December 18, 2014--Shame On SONY

If a North Korean filmmaker (an oxymoron) were to make a satirical film about a plot to assassinate Barack Obama, it wouldn't make us feel very good, would it. But would we be making threats to blow up movie theaters where it was being shown? And would we put pressure on the film company that made the movie to pull it from distribution? Though we would hate the film's premise and would not rush to see it if it were available here, we so revere human rights that we would resist the temptation to ban it from public display. In fact, if there was the temptation to do so, there are many organizations in America that would defend the filmmaker's right to free speech, no matter how offensive.

A version of that just happened in the United States.

SONY pictures for some oblivious reason agreed to make The Interview, a silly film about how a celebrity journalist and his producer land an interview with North Korea's supreme leader Kim Jong-un and subsequently are recruited by the CIA to kill him.

Presumably someone in North Korea, an individual or more likely a state-supported operative, outraged about the film, hacked into SONY's computer network and has been selectively releasing to the press gossipy e-mails between top executives that reveal them to be mean-spirited (attacking one of their own most successful stars--Angelina Jolie) and full of racist feelings about President Obama (wondering which movie about African Americans would most appeal to him).

Further, the hacker or his handlers are also making threats against movie distributers, saying that if they show the The Interview they will bring down upon them wrath equal to that of 9/11.

In turn, owners of movie chains (Regal and others) asked SONY not to release the film.
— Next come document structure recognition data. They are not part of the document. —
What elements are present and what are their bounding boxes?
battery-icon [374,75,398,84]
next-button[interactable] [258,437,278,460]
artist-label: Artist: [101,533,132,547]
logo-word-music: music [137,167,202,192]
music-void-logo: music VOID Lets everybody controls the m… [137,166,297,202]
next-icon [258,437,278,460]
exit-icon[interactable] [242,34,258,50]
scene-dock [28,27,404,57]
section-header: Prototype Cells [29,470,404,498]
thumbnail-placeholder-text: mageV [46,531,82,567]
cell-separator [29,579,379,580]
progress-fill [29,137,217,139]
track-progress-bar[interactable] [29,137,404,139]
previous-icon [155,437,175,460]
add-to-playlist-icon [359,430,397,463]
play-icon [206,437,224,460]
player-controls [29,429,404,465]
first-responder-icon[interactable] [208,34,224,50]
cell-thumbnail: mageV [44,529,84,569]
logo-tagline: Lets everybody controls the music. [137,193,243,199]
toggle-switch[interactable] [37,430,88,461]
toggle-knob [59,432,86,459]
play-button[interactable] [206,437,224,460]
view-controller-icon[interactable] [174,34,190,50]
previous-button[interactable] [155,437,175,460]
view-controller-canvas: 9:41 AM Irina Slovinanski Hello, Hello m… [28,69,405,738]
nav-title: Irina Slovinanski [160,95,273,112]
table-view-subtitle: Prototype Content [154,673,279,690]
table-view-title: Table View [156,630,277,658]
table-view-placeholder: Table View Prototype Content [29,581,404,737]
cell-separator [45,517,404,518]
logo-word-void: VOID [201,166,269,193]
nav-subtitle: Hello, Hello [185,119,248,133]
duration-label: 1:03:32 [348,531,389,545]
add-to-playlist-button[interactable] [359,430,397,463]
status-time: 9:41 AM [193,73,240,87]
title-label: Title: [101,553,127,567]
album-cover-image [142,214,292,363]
SONY, feeling they had no good options, agreed to do so, and as I write this are saying that though they regret "having" to pull the film do not want to put moviegoers at risk.

No one yet is talking about how this will encourage hackers to act more audaciously. Including, I assume, threatening mayhem about any movie or TV show they find to be objectionable or upsetting. Or, any book or TV show or public event that deals with controversial or, to them, disturbing issues.

Homeland, the Showtime series that depicts many Muslims to be violent terrorists could easily be a hacker's next target.  American Sniper, a film by Clint Eastwood about to be released will undoubtedly upset some in Iraq because the main character, Chris Kyle, an actual person, was a Navy SEAL who as a sniper killed more Iraqis than anyone else--between 160 confirmed "kills" and nearly another 100 "likelies."

Or other disgruntled groups could threaten to blow up the New York Times building because it published a series of articles critical of the C.I.A. and the corruption of top Chinese leaders.

On Christmas Day, when The Interview was to open, though its plot sounded totally sophomoric, I was planning to hold my nose and go as a way of symbolically saying that I do not believe in preemptive-capitulation and that our Constitution is stronger than unattributed or unverified threats and more important than what SONY executives said about Angelina Jolie.

We can't submit to threats and live in a world of fear, especially when our basic rights and freedoms are attacked.

Instead, via Showtime On Demand, on Christmas Day I will tune into the last two episodes of Homeland, unless by then they too are withdrawn. If they are, I'll just get drunk.